In his orders on hearings and scheduling conferences, for example, he directs the parties to either the Northern District of California local patent rules or the District of Tennessee local patent rules:

1. A video motion conference re: Motion to Dismiss (ECF No. 11) will be held . . .
2. The parties should refer to the Northern District of California or the Western District of Tennessee Patent Rules.

See, e.g., New York University v. Resmed, Inc., C.A. No. 21-813-JPM (D. Del. Mar. 28, 2022).

Likewise, scheduling orders in his cases may look a bit alien to regular Delaware practitioners, as he uses the District of Tennessee form. That form results in a two-page scheduling order like the attached, which focuses primarily on a few of the initial dates and guidelines, rather than the comprehensive schedules usually set by native District of Delaware judges.

Of course, the Northern District of California patent rules are not totally unfamiliar to Delaware practitioners. And attorneys should have little problem adjusting, because many patent litigators have also litigated cases in N.D. Cal. (maybe not so often in the District of Tennesee).

So, if your case gets assigned to visiting Judge McCalla, brush up on your N.D. Cal. and/or D. Tenn. local patent rules!

Cases Reassigned Without Going to the Vacant Docket

Another notable point about the reassignments to Judge McCalla last month is that the cases did not go to the vacant judgeship first. All of them were cases that were initially assigned to sitting Article III judges (Judges Andrews and Noreika, and Chief Judge Connolly).
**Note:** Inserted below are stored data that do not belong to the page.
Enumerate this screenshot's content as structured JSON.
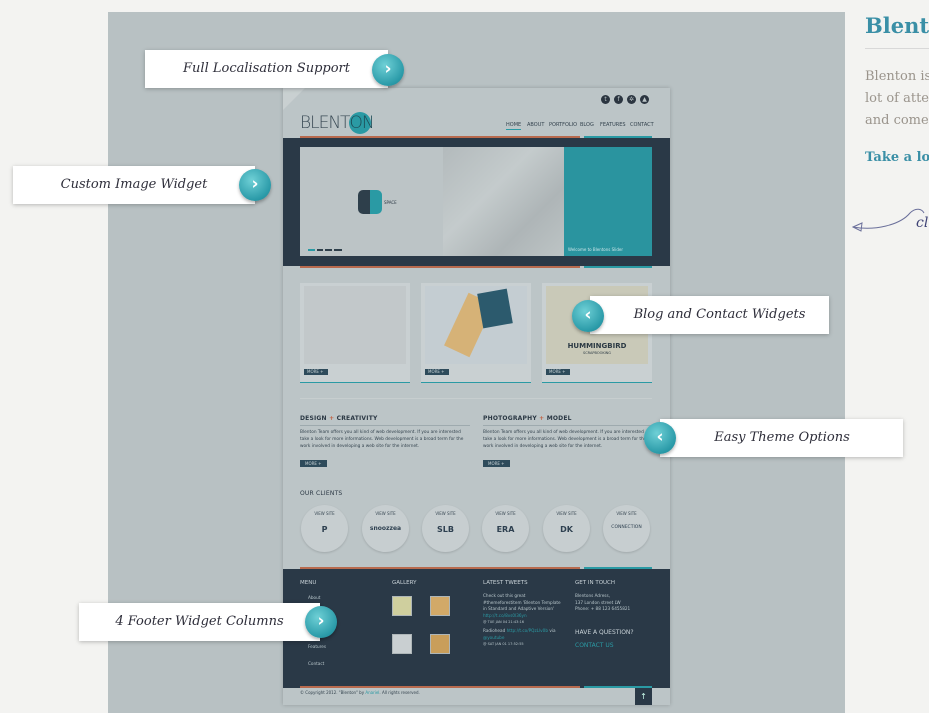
{
  "preview": {
    "logo": {
      "text": "BLENT",
      "accent": "ON"
    },
    "social_icons": [
      "twitter-icon",
      "facebook-icon",
      "dribbble-icon",
      "forrst-icon"
    ],
    "nav": [
      "HOME",
      "ABOUT",
      "PORTFOLIO",
      "BLOG",
      "FEATURES",
      "CONTACT"
    ],
    "slider": {
      "badge": "SPACE",
      "caption": "Welcome to Blentons Slider"
    },
    "cards": [
      {
        "more": "MORE +"
      },
      {
        "more": "MORE +"
      },
      {
        "more": "MORE +",
        "title": "HUMMINGBIRD",
        "subtitle": "SCRAPBOOKING"
      }
    ],
    "columns": [
      {
        "title_a": "DESIGN",
        "title_b": "CREATIVITY",
        "text": "Blenton Team offers you all kind of web development. If you are interested take a look for more informations. Web development is a broad term for the work involved in developing a web site for the internet.",
        "more": "MORE +"
      },
      {
        "title_a": "PHOTOGRAPHY",
        "title_b": "MODEL",
        "text": "Blenton Team offers you all kind of web development. If you are interested take a look for more informations. Web development is a broad term for the work involved in developing a web site for the internet.",
        "more": "MORE +"
      }
    ],
    "clients": {
      "title": "OUR CLIENTS",
      "view": "VIEW SITE",
      "logos": [
        "P",
        "snoozzea",
        "SLB",
        "ERA",
        "DK",
        "CONNECTION"
      ]
    },
    "footer": {
      "menu_title": "MENU",
      "menu": [
        "About",
        "Features",
        "Contact"
      ],
      "gallery_title": "GALLERY",
      "tweets_title": "LATEST TWEETS",
      "tweet1": "Check out this great #themeforestitem 'Blenton Template in Standard and Adaptive Version'",
      "tweet1_link": "http://t.co/8vs0l36yn",
      "tweet1_date": "@ TUE JAN 04 21:43:16",
      "tweet2": "Radiohead",
      "tweet2_link": "http://t.co/PQzLlv0b",
      "tweet2_via": "via",
      "tweet2_user": "@youtube",
      "tweet2_date": "@ SAT JAN 01 17:52:55",
      "touch_title": "GET IN TOUCH",
      "address1": "Blentons Adress,",
      "address2": "137 London street LW",
      "phone": "Phone: + 88 123 6455821",
      "question": "HAVE A QUESTION?",
      "contact": "CONTACT US"
    },
    "copyright": "© Copyright 2012. \"Blenton\" by",
    "author": "Anariel",
    "rights": ". All rights reserved."
  },
  "callouts": [
    "Full Localisation Support",
    "Custom Image Widget",
    "Blog and Contact Widgets",
    "Easy Theme Options",
    "4 Footer Widget Columns"
  ],
  "side": {
    "title": "Blenton",
    "lines": [
      "Blenton is",
      "lot of atten",
      "and comes"
    ],
    "link": "Take a loo",
    "hand": "cli"
  },
  "colors": {
    "accent": "#2a9aa4",
    "dark": "#2a3947",
    "orange": "#b86a4e",
    "title": "#3a8fa6"
  }
}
In the Chief Judge Connolly case, the Court ordered that the parties either consent to magistrate judge jurisdiction, or their case would be re-assigned to a visiting judge, as we've seen before; the other two were just re-assigned. I don't see a common pattern in the cases (one dated from 2020, one from early 2021, and one from mid-2021). But it's worth being aware that re-assignments to visiting judges are still going forward even for non-Judge Stark cases.